- CEO Tufan Erginbilgic says Rolls has overcome supply chain and tariff challenges
Rolls Royce profits soared 50 per cent in the first six months of the year amid growing demand for its jet engines.
Shares in the British engineering giant rocketed more than 10 per cent on Thursday morning after Rolls hiked its earnings forecast for the year.
The upgrade came after a bumper first-half saw profits hit £1.7billion – compared with £1.1billion a year earlier – and revenue jump 11 per cent from £8.2billion to £9.1billion.
Rolls-Royce raised its full-year profit guidance from between £2.7billion to £2.9billion to £3.1billion to £3.2billion.
And chief executive Tufan Erginbilgic said the company had overcome supply chain and tariff challenges and is on track to meet its target of profits of up to £3.9billion by 2028.
Erginbilgic has been credited with turning the 119-year-old company’s fortunes around.

Boss Tufan Erginbilgic has been credited with turning the 119-year-old company’s fortunes around
Rolls-Royce shares are up more than 85 per cent so far this year and are worth nearly 10 times more than they were when the former BP executive took the reins in 2023.
The half-year results gave ‘further confidence for mid-term targets’, Erginbilgic said, adding that the goal was ‘a milestone not a destination’ with ‘growth prospects beyond the midterm’.

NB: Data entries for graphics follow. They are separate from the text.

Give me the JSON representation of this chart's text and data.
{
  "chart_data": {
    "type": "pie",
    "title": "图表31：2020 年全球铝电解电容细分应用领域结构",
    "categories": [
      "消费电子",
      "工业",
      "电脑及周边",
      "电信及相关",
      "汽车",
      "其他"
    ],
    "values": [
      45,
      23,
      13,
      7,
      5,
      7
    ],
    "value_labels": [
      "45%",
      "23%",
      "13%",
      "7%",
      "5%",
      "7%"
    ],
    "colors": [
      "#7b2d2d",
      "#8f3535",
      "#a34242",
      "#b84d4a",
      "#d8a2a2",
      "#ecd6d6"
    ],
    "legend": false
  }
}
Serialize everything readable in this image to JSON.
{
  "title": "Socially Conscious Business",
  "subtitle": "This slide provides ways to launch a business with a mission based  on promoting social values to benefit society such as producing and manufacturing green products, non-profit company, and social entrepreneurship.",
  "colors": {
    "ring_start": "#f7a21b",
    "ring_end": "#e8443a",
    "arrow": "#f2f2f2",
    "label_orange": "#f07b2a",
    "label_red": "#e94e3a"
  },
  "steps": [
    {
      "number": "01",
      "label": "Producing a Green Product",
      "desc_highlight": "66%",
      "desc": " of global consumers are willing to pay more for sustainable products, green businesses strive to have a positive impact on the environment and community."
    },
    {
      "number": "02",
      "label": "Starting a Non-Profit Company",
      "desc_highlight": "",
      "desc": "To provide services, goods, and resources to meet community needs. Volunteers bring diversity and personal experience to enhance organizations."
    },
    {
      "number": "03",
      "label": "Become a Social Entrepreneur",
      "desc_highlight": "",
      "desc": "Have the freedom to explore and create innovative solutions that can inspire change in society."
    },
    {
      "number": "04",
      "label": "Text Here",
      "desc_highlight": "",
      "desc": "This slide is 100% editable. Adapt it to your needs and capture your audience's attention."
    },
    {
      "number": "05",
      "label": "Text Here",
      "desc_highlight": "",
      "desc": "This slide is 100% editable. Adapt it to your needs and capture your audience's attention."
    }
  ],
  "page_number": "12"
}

Demand for Rolls-Royce’s jet engines has been boosted by the recovery of international travel since the pandemic.
In the first six months of the year, Erginbilgic said Rolls-Royce had improved the time its engines spend ‘on wing’ – meaning the hours engines spend powering planes before needing maintenance – and the profitability of its maintenance services.
And the company shrugged off the impact of Donald Trump’s tariff war, including by taking ‘pricing actions where appropriate’ and making cost efficiencies.
‘By February we were already ready,’ Erginbilgic said.
‘We didn’t know what to predict. In an uncertain world, my personal belief is that a company’s job is not to predict what s going to happen but to gear up to respond.
‘They need to have the mindset and response capability.’
He added: ‘Our processes were aligned before tariff numbers hit, we were very quick to go to the mitigations.’
Aarin Chiekrie, an equity analyst at Hargreaves Lansdown, said: ‘Rolls-Royce continues to soar above expectations, delivering yet another set of high-flying results and profit guidance upgrades.
‘The group produces aeroplane engines for larger, long-haul planes. Revenues are being boosted by the upward trend in engine-flying hours, which are now cruising well above pre-pandemic levels.’
Chris Beauchamp, chief market analyst at IG, said: ‘Rolls-Royce’s near tenfold rally since early 2023 reflects strong execution, rising profits and growing cash returns.’